The FutuRes project envisions a Europe strong and resilient which faces any future with confidence. By the end of 2025, FutuRes will provide science-informed scenarios of a resilient Europe. This means that we generate detailed data-based hypotheses of future developments, which will prepare the policymaker for challenges most likely to arise in certain circumstances.
Alongside its research, Futures develops the FutuRes Policy Lab, where scientists will engage with politics, civil society and the public. Rather than a teaching moment, the FutuRes Policy Lab is a resilience incubator, where research is shaped by researchers and stakeholders together. This will happen through a series of larger and smaller events across all three years.
Our transdisciplinary team is made up of demographers, economists and other social scientists. Together they push the boundaries of "crisis preparedness": with innovative data models and scenario building.
“FutuRes: Towards a Resilient Future of Europe” is funded by the European Union's Horizon Europe Research and Innovation programme. It is directed by Prof. Arnstein Aassve of Bocconi University in Milan, one of Europe’s leading experts on crisis resilience.
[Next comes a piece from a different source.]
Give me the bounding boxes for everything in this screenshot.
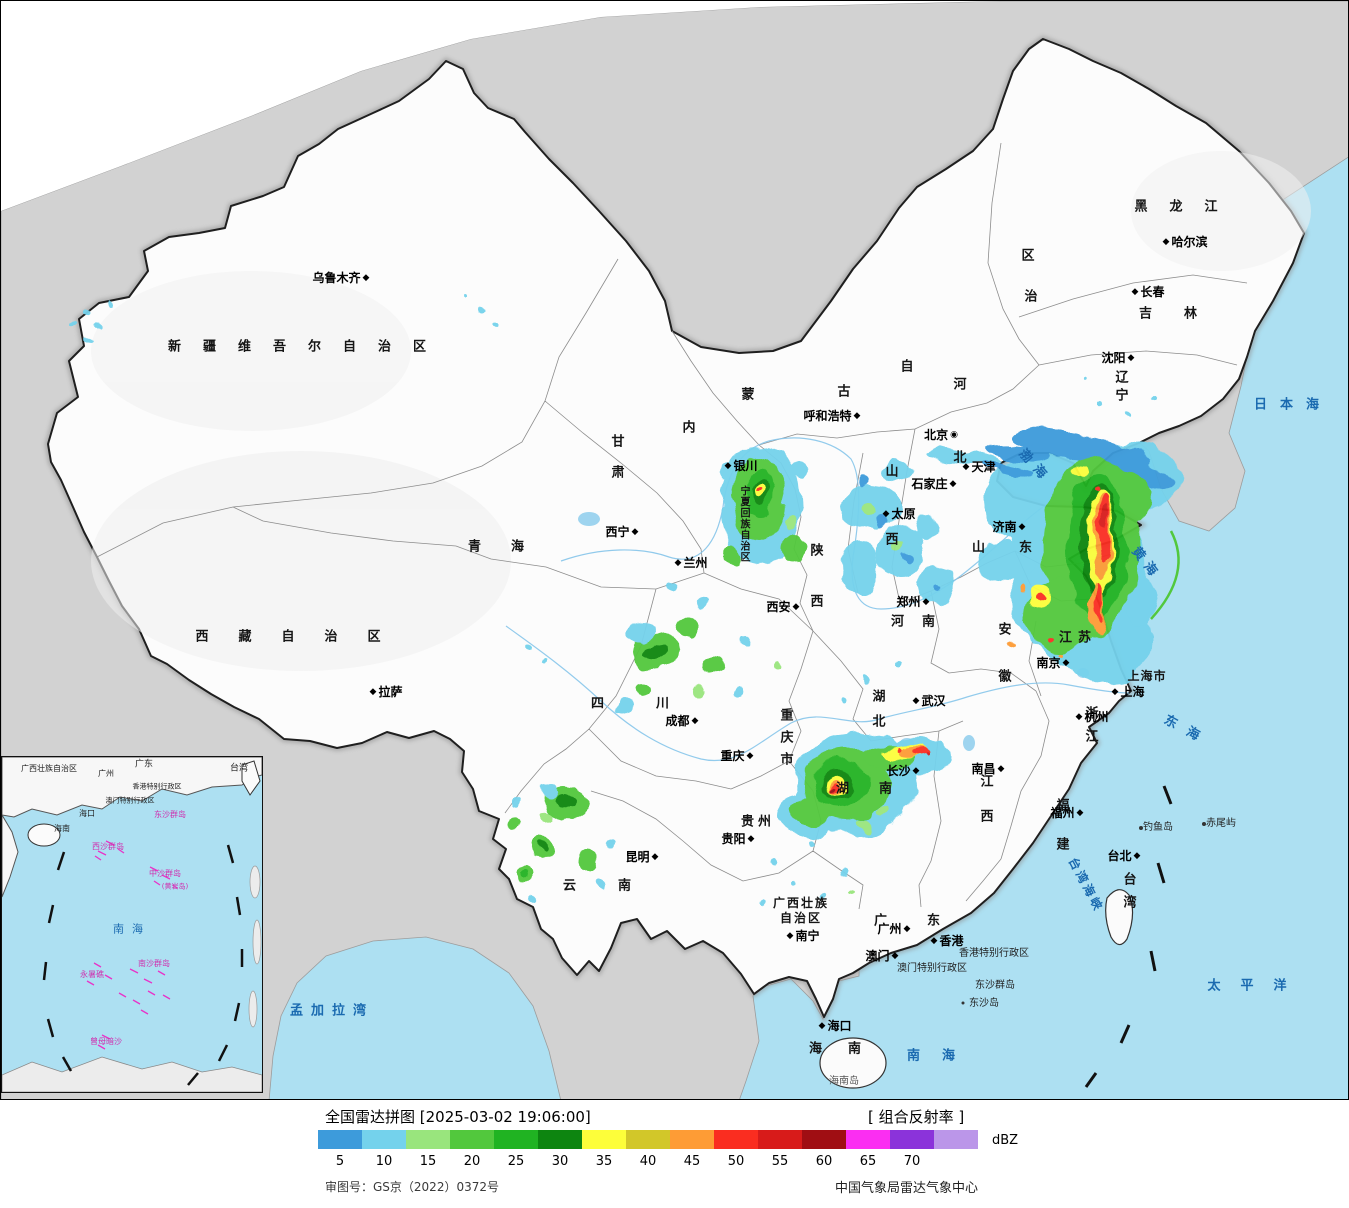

Research will happen in three steps: First, a policy-oriented framework on “resilience” in the context of ageing is built, including a robust terminology and a definition of “resilience” which can be employed in transdisciplinary research; Second, three teams of demographers will draw from data to identify the factors which promote resilience in individuals. They will classify these factors within the contexts of a) social inequalities b) fertility and b) migration behaviours; Third, the findings will feed into economic models that feed into scenarios for societal resilience reaching several decades ahead. From the findings, the project will generate policy recommendations.